Its transformation from coal powerhouse—as recently as 1960, coal mining employed more than 600,000 people—to almost coal power-free is hugely significant at a time when countries are grappling with how to meet the 2015 Paris climate deal to limit global warming to well below 2 degrees Celsius. To achieve this, global emissions of carbon dioxide should already be declining by 3 percent a year—but instead, they are still rising, reaching a record high in 2018.

The EU is pushing for a bloc-wide target to cut net CO2 emissions to zero by 2050—a target the UK committed to law this summer. Yet some member states are still heavily reliant on the fuel. Poland, for example, still draws 80 percent of its electricity from coal-fired plants. And in Germany, the biggest coal consumer and biggest power producer in the EU, coal accounted for just over a third of power generation last year.

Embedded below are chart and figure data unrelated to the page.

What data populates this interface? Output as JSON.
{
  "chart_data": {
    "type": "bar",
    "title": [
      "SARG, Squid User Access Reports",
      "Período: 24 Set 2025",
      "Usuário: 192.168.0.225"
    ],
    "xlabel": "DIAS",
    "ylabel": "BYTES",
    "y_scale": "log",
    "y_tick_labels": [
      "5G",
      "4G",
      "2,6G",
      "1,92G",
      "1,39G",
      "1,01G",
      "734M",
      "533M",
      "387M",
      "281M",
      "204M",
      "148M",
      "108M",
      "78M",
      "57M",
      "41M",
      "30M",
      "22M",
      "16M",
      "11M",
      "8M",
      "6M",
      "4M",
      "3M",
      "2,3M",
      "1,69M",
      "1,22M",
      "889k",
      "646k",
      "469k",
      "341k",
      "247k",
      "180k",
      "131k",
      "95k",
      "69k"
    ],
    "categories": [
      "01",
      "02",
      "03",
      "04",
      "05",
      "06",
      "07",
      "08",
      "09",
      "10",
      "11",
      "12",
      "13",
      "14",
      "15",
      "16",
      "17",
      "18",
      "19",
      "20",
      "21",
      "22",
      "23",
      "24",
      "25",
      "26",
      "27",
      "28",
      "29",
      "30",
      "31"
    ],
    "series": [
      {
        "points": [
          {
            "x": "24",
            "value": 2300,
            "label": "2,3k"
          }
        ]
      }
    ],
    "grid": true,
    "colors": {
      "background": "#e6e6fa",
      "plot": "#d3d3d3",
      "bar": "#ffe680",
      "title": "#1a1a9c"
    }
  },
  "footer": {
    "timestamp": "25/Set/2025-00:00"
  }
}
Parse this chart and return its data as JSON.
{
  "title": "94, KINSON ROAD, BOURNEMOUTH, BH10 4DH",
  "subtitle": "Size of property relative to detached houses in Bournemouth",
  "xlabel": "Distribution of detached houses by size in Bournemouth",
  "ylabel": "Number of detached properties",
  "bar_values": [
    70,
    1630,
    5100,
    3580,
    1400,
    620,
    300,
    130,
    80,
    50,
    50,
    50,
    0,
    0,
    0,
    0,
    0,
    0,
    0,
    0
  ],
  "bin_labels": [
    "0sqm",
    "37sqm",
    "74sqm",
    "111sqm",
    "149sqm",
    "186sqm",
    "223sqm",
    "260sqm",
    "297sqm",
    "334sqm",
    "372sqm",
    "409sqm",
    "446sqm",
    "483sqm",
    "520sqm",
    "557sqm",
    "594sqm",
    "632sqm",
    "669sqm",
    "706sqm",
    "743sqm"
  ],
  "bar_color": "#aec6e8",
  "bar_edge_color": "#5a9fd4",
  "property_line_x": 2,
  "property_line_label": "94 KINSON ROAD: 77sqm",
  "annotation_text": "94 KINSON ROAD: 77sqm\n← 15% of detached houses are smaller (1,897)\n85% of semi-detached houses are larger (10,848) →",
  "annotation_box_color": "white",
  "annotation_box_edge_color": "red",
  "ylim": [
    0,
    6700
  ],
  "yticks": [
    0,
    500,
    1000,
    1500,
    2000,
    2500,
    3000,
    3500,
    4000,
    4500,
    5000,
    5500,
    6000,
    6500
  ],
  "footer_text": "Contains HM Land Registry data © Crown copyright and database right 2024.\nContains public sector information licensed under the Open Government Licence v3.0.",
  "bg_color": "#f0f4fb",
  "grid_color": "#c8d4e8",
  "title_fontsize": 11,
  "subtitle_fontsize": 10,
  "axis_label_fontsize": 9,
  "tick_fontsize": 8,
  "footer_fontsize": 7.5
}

Since Britain's first centralized natural gas plant was commissioned in 1991, the fuel, which is less polluting than coal, has become the biggest single contributor to power generation in the UK—accounting for almost 40 percent in 2018.

"The dash for gas in the 1990s is huge as far as the coal decline is concerned," says Richard Howard, research director at Oxford-based consultancy Aurora. By then, Britain had a domestic offshore oil and gas industry in the North Sea offering plentiful supplies. And coal had already been phased out from other key parts of the economy. Steam trains had been replaced by diesel. Homes, once heated by coal, were fitted with modern gas boilers.

In 1991, the EU lifted restrictions on the use of natural gas for power generation. The move proved a catalyst and came just 12 months after Britain's electricity system had been privatized, leading the newly private enterprises to build gas-fired power stations that had lower capital costs rather than coal.